En réalité, la perspective thérapeutique à ce niveau repose sur l’inhibition du VEGF ou à défaut sur le blocage de l’action des récepteurs auxquels il se fixe. Il s’agit donc de concevoir des anti-VEGF. Actuellement, des molécules de ce genre sont en cours de fabrication. Elles possèdent différents procédés d’action et se regroupent en cinq types à savoir les :

  • Thérapies anti-ARN du VEGF ;
  • Inhibiteurs de tyrosine kinase du récepteur du VEGF ;
  • Anticorps monoclonaux dirigés contre le VEGF ;
  • Récepteurs hybrides circulants du VEGF-trap ;
  • Anticorps monoclonaux dirigés contre les récepteurs du VEGF.

Par ailleurs, il est nécessaire de comprendre que les anti-VEGF ne guérissent pas le cancer. Ils ne sont capables que d’empêcher son évolution. Pour un objectif d’éradication, l’association d’une autre forme de traitement comme la chimiothérapie est requise.

Angiogenèse perspective : L’influence de l’hypoxie

Lorsqu’on bouche les ouvertures d’un vaisseau, l’artère qui se trouve en avant de ce dernier se retrouve en manque d’oxygène. On parle de stress hypoxique. Ce mécanisme conduit à la sécrétion du HIF (Hypoxia Inductible Factor). Il s’agit d’un facteur de transcription.

Son rôle est de favoriser la survie des cellules en milieu hypoxique. Pour remplir cette mission, le facteur HIF se fixe au HRE. Cette liaison entraîne divers mécanismes physiques comme :

  • L’hyperventilation ;
  • La vasodilatation ;
  • L’accélération du rythme cardiaque.

La liaison entre les deux facteurs est aussi à la base de l’hyperstimulation de plusieurs facteurs pro-angiogéniques dont le VEGF. Pourtant, cet oncogène participe énormément à la survie des cellules tumorales. Il est possible d’exploiter cette voie pour le traitement de cancers.

Le principe consistera d’abord à bloquer le récepteur du facteur HIF, c’est-à-dire le HEF. Ensuite, il faudra mettre la région tumorale dans une situation hypoxique. Si dans cette condition, les cellules cancérigènes tirent leur énergie de la glycolyse alors que celle-ci se retrouve inhibée, elles s’asphyxieront.

Angiogenèse perspectives : les autres pistes thérapeutiques

Parmi les différentes formes de VEGF, il y a une qui se manifeste uniquement dans les conditions pathologiques. Il s’agit du PIGF. Cette découverte est une piste favorable pour le traitement de plusieurs affections dans lesquelles l’angiogenèse est impliquée.

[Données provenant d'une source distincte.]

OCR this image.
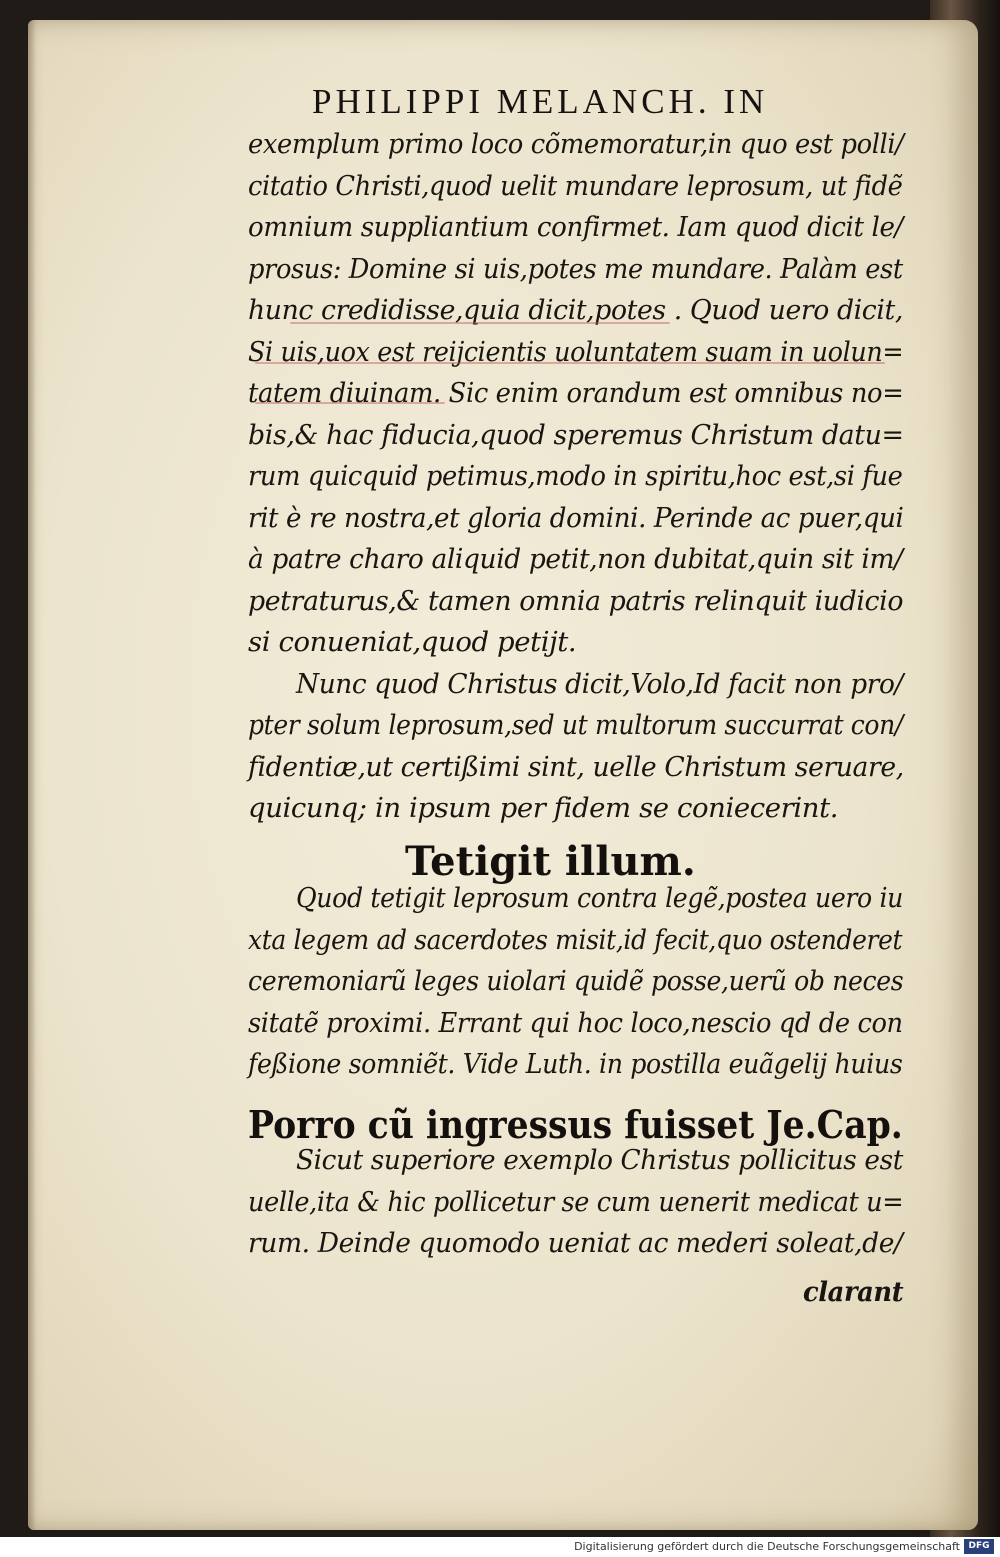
PHILIPPI MELANCH. IN
exemplum primo loco cõmemoratur,in quo est polli/
citatio Christi,quod uelit mundare leprosum, ut fidẽ
omnium suppliantium confirmet. Iam quod dicit le/
prosus: Domine si uis,potes me mundare. Palàm est
hunc credidisse,quia dicit,potes . Quod uero dicit,
Si uis,uox est reijcientis uoluntatem suam in uolun=
tatem diuinam. Sic enim orandum est omnibus no=
bis,& hac fiducia,quod speremus Christum datu=
rum quicquid petimus,modo in spiritu,hoc est,si fue
rit è re nostra,et gloria domini. Perinde ac puer,qui
à patre charo aliquid petit,non dubitat,quin sit im/
petraturus,& tamen omnia patris relinquit iudicio
si conueniat,quod petijt.
Nunc quod Christus dicit,Volo,Id facit non pro/
pter solum leprosum,sed ut multorum succurrat con/
fidentiæ,ut certißimi sint, uelle Christum seruare,
quicunq; in ipsum per fidem se coniecerint.
Tetigit illum.
Quod tetigit leprosum contra legẽ,postea uero iu
xta legem ad sacerdotes misit,id fecit,quo ostenderet
ceremoniarũ leges uiolari quidẽ posse,uerũ ob neces
sitatẽ proximi. Errant qui hoc loco,nescio qd de con
feßione somniẽt. Vide Luth. in postilla euãgelij huius
Porro cũ ingressus fuisset Je.Cap.
Sicut superiore exemplo Christus pollicitus est
uelle,ita & hic pollicetur se cum uenerit medicat u=
rum. Deinde quomodo ueniat ac mederi soleat,de/
clarant
Digitalisierung gefördert durch die Deutsche Forschungsgemeinschaft DFG
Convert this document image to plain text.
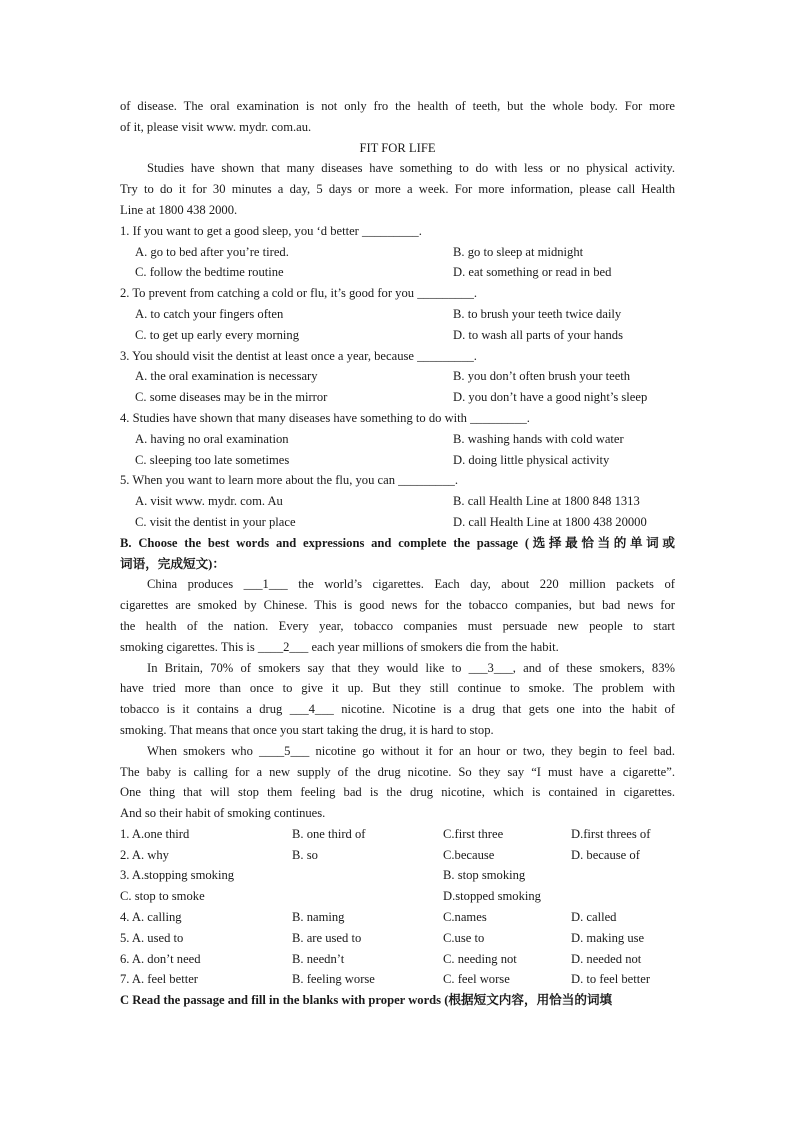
of disease. The oral examination is not only fro the health of teeth, but the whole body. For more
of it, please visit www. mydr. com.au.
FIT FOR LIFE
Studies have shown that many diseases have something to do with less or no physical activity.
Try to do it for 30 minutes a day, 5 days or more a week. For more information, please call Health
Line at 1800 438 2000.
1. If you want to get a good sleep, you ‘d better _________.
A. go to bed after you’re tired.	B. go to sleep at midnight
C. follow the bedtime routine	D. eat something or read in bed
2. To prevent from catching a cold or flu, it’s good for you _________.
A. to catch your fingers often	B. to brush your teeth twice daily
C. to get up early every morning	D. to wash all parts of your hands
3. You should visit the dentist at least once a year, because _________.
A. the oral examination is necessary	B. you don’t often brush your teeth
C. some diseases may be in the mirror	D. you don’t have a good night’s sleep
4. Studies have shown that many diseases have something to do with _________.
A. having no oral examination	B. washing hands with cold water
C. sleeping too late sometimes	D. doing little physical activity
5. When you want to learn more about the flu, you can _________.
A. visit www. mydr. com. Au	B. call Health Line at 1800 848 1313
C. visit the dentist in your place	D. call Health Line at 1800 438 20000
B. Choose the best words and expressions and complete the passage (选择最恰当的单词或
词语，完成短文)：
China produces ___1___ the world’s cigarettes. Each day, about 220 million packets of
cigarettes are smoked by Chinese. This is good news for the tobacco companies, but bad news for
the health of the nation. Every year, tobacco companies must persuade new people to start
smoking cigarettes. This is ____2___ each year millions of smokers die from the habit.
In Britain, 70% of smokers say that they would like to ___3___, and of these smokers, 83%
have tried more than once to give it up. But they still continue to smoke. The problem with
tobacco is it contains a drug ___4___ nicotine. Nicotine is a drug that gets one into the habit of
smoking. That means that once you start taking the drug, it is hard to stop.
When smokers who ____5___ nicotine go without it for an hour or two, they begin to feel bad.
The baby is calling for a new supply of the drug nicotine. So they say “I must have a cigarette”.
One thing that will stop them feeling bad is the drug nicotine, which is contained in cigarettes.
And so their habit of smoking continues.
1. A.one third	B. one third of	C.first three	D.first threes of
2. A. why	B. so	C.because	D. because of
3. A.stopping smoking	B. stop smoking
C. stop to smoke	D.stopped smoking
4. A. calling	B. naming	C.names	D. called
5. A. used to	B. are used to	C.use to	D. making use
6. A. don’t need	B. needn’t	C. needing not	D. needed not
7. A. feel better	B. feeling worse	C. feel worse	D. to feel better
C Read the passage and fill in the blanks with proper words (根据短文内容，用恰当的词填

En effet, si la pathologie est présente et que cet agent une fois sécrété par les cellules voit sa concentration réduite, cela peut contribuer à la régression de la tumeur. Outre cela, il est possible d’explorer la stratégie thérapeutique relative à la voie Notch/D114.

Lorsque cette dernière est stimulée, le réseau vasculaire tumoral se normalise, favorisant ainsi le développement de la pathologie. La tumeur régresse en situation inverse. C’est-à-dire qu’il faudra réduire l’action de la voie Notch. Cela va davantage dégrader l’état des vaisseaux tumoraux ainsi conduire à la mort progressive du cancer.

Un nouveau mode d’administration de la chimiothérapie

Par ailleurs, une autre perspective d’angiogenèse connaît déjà un franc succès dans le soulagement du cancer de sein. Elle constitue également une lueur d’espoir dans le traitement des autres tumeurs métastatiques. Cette stratégie repose sur le mode d’administration de la chimiothérapie.

Classiquement, pour soigner un cancer, cette technique exige d’administrer au patient le dosage le plus élevé possible du médicament puis d’effectuer par la suite une pause thérapeutique. Généralement, au cours de cette période de latence, la tumeur a tendance à se multiplier, réduisant ainsi l’efficacité du traitement.

Avec la nouvelle perspective thérapeutique en vue, un changement est à venir. Concrètement, il va plutôt s’agir ici d’administrer au patient une faible dose du produit. Cela va se faire de manière continue, mais sur une longue période. Ainsi, il n’y aura pas de temps de latence et la tumeur ne pourra donc plus profiter de celui-ci pour croître.